Should you be concerned about rising interest rates?
Student loan debt is a growing problem across the United States. Today, many college students graduate with tens of thousands of dollars in student debt – a trend that has become all too common.
For borrowers with the proper credentials, refinancing student loans offers a potential solution on the road to repayment. In an ideal scenario, a borrower could obtain a lower interest rate on their collective student debt. With a lower rate and timely payments, they stand to save money – if they can get a lower rate.
While refinancing can help a borrower by securing a lower rate, this is only helpful if interest rates are low overall. Starting in March 2017, the Federal Reserve began hiking interest rates in what would become a series of changes. With interest rates continuing to rise, many borrowers may want to question whether it makes financial sense to refinance their student loans.
Where are interest rates heading?
According to the records from the Fed, the first interest rate hike happened in March 2017, raising the interest rate from .75 percent to 1 percent. A series of increases followed, the last this past June when the federal funds rate was raised to 2 percent.
Economic experts predict that the Fed will raise interest rates two more times. The next meeting was held on September 25-26, 2018, to determine whether to raise the short-term interest rate.

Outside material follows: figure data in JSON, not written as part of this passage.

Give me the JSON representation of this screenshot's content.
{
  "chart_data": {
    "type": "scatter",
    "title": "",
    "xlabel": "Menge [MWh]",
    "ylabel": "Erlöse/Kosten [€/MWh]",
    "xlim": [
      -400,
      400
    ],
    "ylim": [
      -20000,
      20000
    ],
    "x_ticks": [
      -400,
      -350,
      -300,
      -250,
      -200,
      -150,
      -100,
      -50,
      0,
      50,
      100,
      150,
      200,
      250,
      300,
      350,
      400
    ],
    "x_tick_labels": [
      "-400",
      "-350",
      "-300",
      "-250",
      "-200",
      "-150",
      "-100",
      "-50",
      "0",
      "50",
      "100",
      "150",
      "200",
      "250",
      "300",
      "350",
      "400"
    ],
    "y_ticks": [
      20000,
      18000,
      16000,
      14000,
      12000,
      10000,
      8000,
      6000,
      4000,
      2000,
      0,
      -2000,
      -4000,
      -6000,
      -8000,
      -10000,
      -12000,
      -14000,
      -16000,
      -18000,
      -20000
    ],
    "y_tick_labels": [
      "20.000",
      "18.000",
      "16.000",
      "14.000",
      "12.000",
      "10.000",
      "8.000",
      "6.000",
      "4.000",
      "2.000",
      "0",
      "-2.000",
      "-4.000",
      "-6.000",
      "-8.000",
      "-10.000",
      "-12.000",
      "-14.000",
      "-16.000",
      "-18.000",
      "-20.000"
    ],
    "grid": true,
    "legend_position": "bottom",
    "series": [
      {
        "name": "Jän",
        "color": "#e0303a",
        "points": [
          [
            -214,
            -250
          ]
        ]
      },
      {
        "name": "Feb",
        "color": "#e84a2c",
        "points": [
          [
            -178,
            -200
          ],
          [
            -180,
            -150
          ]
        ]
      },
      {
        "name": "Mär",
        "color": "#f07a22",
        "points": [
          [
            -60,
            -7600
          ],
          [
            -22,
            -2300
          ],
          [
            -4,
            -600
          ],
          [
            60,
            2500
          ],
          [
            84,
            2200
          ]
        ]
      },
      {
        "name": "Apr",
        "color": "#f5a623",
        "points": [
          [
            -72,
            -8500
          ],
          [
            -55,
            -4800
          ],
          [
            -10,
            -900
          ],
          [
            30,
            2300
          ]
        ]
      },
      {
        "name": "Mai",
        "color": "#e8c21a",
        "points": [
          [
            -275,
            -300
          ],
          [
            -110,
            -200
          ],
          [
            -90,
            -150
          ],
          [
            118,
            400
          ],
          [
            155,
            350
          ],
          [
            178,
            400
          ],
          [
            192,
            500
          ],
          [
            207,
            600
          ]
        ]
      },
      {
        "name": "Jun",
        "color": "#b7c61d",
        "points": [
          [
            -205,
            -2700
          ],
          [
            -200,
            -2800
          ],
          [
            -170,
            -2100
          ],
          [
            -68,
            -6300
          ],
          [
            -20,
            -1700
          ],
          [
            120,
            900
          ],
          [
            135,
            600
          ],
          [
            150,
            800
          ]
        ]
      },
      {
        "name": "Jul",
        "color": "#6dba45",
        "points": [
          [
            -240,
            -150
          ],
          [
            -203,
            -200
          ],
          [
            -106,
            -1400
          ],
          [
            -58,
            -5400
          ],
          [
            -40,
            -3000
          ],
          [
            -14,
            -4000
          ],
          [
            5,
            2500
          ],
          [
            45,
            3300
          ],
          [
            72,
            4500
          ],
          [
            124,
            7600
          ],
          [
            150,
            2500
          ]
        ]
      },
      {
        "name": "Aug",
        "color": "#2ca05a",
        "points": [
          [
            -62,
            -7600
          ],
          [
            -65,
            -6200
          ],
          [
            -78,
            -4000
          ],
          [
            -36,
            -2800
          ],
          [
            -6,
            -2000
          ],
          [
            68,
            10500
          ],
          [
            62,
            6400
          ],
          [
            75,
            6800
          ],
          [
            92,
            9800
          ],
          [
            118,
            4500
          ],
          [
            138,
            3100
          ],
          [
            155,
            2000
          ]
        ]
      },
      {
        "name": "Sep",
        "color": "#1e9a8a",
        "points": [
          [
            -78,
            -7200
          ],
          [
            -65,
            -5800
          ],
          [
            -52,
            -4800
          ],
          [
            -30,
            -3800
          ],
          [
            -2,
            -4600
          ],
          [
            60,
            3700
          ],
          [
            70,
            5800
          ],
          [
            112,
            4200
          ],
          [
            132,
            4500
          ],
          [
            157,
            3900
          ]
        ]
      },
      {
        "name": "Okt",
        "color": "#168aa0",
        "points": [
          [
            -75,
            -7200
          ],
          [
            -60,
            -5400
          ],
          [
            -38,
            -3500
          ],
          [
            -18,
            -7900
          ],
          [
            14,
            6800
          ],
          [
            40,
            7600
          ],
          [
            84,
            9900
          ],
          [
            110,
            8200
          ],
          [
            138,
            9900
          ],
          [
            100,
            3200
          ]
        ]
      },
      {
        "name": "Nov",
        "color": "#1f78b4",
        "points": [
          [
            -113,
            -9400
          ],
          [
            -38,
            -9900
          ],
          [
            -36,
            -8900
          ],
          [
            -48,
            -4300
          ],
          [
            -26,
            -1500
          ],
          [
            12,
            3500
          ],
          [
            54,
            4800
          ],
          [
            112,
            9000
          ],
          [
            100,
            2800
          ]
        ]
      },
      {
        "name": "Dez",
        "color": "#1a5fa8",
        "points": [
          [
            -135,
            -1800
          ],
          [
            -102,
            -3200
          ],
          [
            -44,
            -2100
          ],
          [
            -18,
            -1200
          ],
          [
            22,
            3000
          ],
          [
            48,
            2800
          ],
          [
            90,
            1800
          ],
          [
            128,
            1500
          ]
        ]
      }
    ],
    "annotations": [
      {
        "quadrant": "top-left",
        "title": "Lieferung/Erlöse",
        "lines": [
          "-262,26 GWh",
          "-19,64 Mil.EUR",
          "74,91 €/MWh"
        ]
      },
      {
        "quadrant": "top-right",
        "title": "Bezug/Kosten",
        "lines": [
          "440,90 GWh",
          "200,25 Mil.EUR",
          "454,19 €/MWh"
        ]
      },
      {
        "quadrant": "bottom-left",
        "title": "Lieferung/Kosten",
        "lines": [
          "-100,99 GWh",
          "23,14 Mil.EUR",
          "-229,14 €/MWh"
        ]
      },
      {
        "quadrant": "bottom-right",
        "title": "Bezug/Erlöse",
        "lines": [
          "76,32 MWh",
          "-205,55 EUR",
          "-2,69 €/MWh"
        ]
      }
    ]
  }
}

Rising interest rates are a sign of a healthy economy as it is a generally a sign of economic recovery. While it is a boon for anyone saving money, it can present difficulty for borrowers looking for a rate reduction. In a high-rate environment, it becomes more expensive to borrow money. Student loan refinance rates are no exception.
How will the rate environment impact refinancing student loans?
If you have student loan debt, rising interest rates may present challenges in general, particularly if you have a variable-rate loan or want to refinance.
A higher-rate environment pushed lenders to push up rates for low-end offerings on their loan products. In other words, the potential for a super-low interest rate is reduced. This means the maximum savings value of a refinance loan has gone down, as well.
Summing it up
What does this mean for borrowers? Given how rates are increasing, student loan borrowers may be less likely to refinance. But on the other hand, there may also be an incentive to refinance sooner rather than later to take advantage of the rate environment. Borrowers who are stuck with loans from about a decade ago may fit into this category; rates were much higher back then. Additionally, borrowers with variable-rate loans may actually be incentivized to refinance to a fixed rate before their interest rates increase.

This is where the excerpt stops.